Since it's two different VMs running different major versions of Ubuntu I'd suspect block size of the filesystem is the culprit. du reports how much of the disk is being used, not the sum of the file sizes. A subtle, yet important distinction.

If you have a file that is 1 byte in size and your block size is 1KB then du will report 1KB as used. If the block size is 4KB then it will report 4KB used. If that file is 1025B then it would report 2KB used for the 1KB block size and 4KB for the 4KB. And if the file is 4097B then it will be reported as 5KB on the 1KB block size and 8KB on the 4KB block size.

This sequence demonstrates this behavior:

$ touch foo ; du -h foo
  0B    foo
$ echo -n 1 > foo ; du -h foo
4.0K    foo

Use this command to show the block size of your filesystems:

tune2fs -l /dev/sda1 | grep -i 'block size'

(Obviously, replace /dev/sda1 with the appropriate block device.)

If it's different, there's your discrepancy.

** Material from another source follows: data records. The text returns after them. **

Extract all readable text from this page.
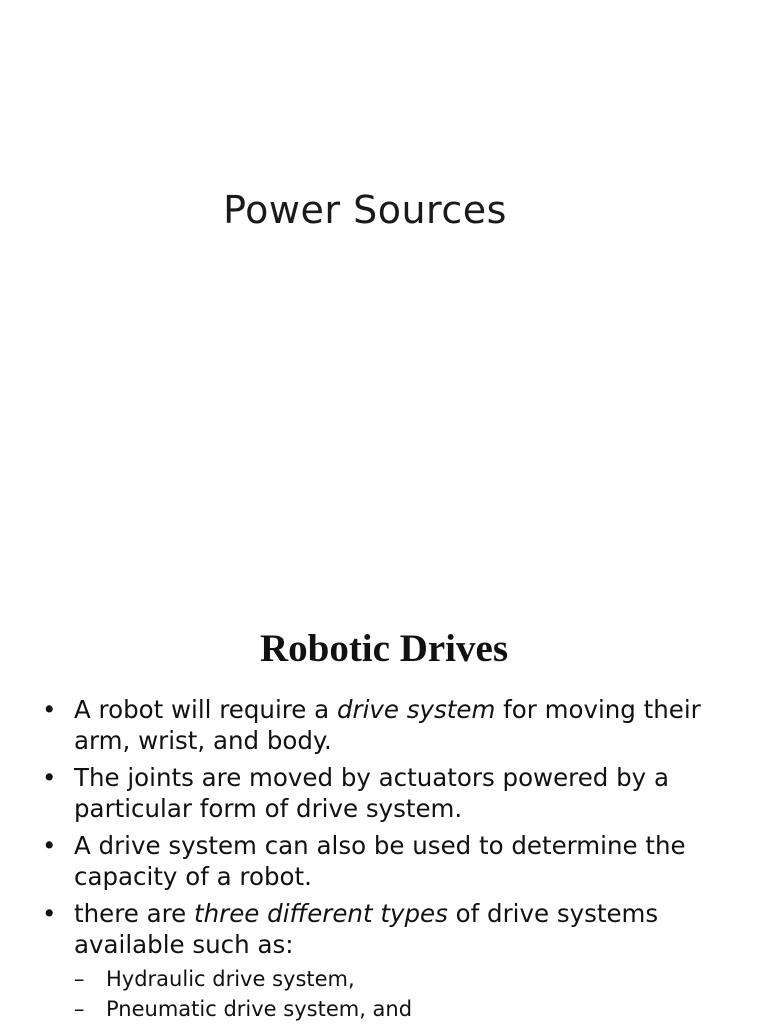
Power Sources
Robotic Drives
• A robot will require a drive system for moving their arm, wrist, and body.
• The joints are moved by actuators powered by a particular form of drive system.
• A drive system can also be used to determine the capacity of a robot.
• there are three different types of drive systems available such as:
– Hydraulic drive system,
– Pneumatic drive system, and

A better way to check for the exactness of the rsync is to hash your files and compare. Here's an example:

find path/media -exec openssl sha1 {} + | sort > ~/hashes

Then diff the hashes files.


There are many sources of differences when using du. Check man for reference. I have been facing such problem on aix too. In manual, there is an option --apparent-size, which describes these differences quite well. Also - mind the block size for which the size is calculated by du (default is 1024 bytes, but may vary depending on system). You will have to cope with it using a command which shows exact size of files (ls or find), which was the way, I've used to solve this.